While some of the more naïve among us, and those who seem to be against any development good or bad, may applaud Westfield’s concern for the civic amenity, there is in reality no doubt that this constitutes anticompetitive behavior. While critics tend to concentrate on predatory pricing as the issue, the reality is, that planning regulations create the situation where a major retailer is able to stop or delay the arrival of a competitor.

Recently in this area, a developer had to wait for two years to get council approval for a shopping centre on the western side of the river, which is regularly cut off by floods. Residents have been urging this development for years. Looking at this it is little wonder that competition is sparse, given that millions were invested in land, market research, and building plans etc. You would need to be pretty determined just to put up with this crap.

On an SBS Insight program, “Going Shopping,” this issue was debated and some aspects of anti-competitive government action were brought out by Graeme Samuel, Chairman of the ACCC and Craig Emerson, the Minister for small business. Transcript Here. Some of the more interesting comments were as follows:
GRAEME SAMUEL: What becomes of concern to us is if there are barriers to entry or expansion by other players. For example, until recently, there was a major barrier to expansion by the IGA group, by Franklins, by Aldi, indeed by Cosco in terms of locating site where they can open stores. …

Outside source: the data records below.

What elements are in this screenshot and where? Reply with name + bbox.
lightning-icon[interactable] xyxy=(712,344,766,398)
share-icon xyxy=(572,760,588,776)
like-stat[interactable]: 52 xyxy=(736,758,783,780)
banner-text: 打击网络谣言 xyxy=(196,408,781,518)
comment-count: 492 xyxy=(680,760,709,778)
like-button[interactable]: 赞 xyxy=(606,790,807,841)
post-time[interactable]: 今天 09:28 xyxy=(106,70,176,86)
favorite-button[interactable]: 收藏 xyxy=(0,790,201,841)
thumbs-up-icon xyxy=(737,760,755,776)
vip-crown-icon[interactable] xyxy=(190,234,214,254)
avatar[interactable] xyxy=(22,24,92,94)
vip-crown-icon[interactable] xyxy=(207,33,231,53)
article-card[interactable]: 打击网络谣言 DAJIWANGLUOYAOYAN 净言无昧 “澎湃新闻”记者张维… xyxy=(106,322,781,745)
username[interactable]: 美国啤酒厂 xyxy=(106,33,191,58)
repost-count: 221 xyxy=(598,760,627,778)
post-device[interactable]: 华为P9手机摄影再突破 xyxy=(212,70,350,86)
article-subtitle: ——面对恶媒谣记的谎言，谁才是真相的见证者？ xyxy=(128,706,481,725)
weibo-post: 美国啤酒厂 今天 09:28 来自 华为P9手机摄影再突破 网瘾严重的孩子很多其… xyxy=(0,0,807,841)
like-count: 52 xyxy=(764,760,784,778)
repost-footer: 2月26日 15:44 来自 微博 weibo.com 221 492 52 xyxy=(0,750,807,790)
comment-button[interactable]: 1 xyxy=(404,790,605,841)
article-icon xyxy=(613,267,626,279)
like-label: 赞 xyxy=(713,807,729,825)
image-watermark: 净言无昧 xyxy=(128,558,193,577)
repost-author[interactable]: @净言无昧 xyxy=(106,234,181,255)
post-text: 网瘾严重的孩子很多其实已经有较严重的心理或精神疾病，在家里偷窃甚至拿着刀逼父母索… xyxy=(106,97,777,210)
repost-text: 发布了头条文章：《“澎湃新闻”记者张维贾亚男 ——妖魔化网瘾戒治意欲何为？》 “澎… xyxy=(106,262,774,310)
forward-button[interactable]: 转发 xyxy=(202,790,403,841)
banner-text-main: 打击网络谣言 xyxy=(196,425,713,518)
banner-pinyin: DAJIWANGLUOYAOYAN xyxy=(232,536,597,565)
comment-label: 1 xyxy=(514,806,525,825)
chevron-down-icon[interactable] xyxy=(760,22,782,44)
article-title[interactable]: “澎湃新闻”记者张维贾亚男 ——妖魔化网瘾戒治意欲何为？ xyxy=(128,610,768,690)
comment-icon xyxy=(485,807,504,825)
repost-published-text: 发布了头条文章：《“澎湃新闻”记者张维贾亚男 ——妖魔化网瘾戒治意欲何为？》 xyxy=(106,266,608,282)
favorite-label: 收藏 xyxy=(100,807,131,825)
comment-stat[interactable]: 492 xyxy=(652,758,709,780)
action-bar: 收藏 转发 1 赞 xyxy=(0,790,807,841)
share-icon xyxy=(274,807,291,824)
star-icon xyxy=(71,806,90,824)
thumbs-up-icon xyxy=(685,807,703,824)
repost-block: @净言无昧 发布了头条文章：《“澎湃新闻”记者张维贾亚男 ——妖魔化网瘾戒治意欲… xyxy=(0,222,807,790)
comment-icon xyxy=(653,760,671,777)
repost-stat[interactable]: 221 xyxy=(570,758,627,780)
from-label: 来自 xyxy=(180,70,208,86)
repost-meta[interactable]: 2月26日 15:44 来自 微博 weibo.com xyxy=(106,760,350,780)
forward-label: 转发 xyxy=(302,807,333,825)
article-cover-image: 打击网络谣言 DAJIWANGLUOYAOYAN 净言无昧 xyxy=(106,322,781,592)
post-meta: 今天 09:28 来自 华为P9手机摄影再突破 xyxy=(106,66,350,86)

CRAIG EMERSON: …. But when you have such restrictions such as centers policy, which basically say the only place you can set up a retail outlet is in a big shopping centre and it's against the law to take on that competition anywhere else, that is anti-competitive. …

CRAIG EMERSON: Anti-competitive elements in the zoning laws. That is where people use the zoning laws, sometimes very frivolously to just object and object and object. This could be bigger players or smaller players, jam the system up. Some one might be saying I want to set up and take on this other outlet and they can't because it goes to court, there are appeals and it goes on and on. It is all nothing to do with amenity, with traffic management. It's all designed about someone who is there, saying, "I don't want competition". Who loses out of that? Consumers.
While the government and the press blame the two main retailers for the lack of competition it is mainly caused by the difficulties caused to potential competitors by their own idiotic interference in the market. The answer is not more regulation, the answer is for them to get the hell out of the way and let natural market forces sort the whole mess out.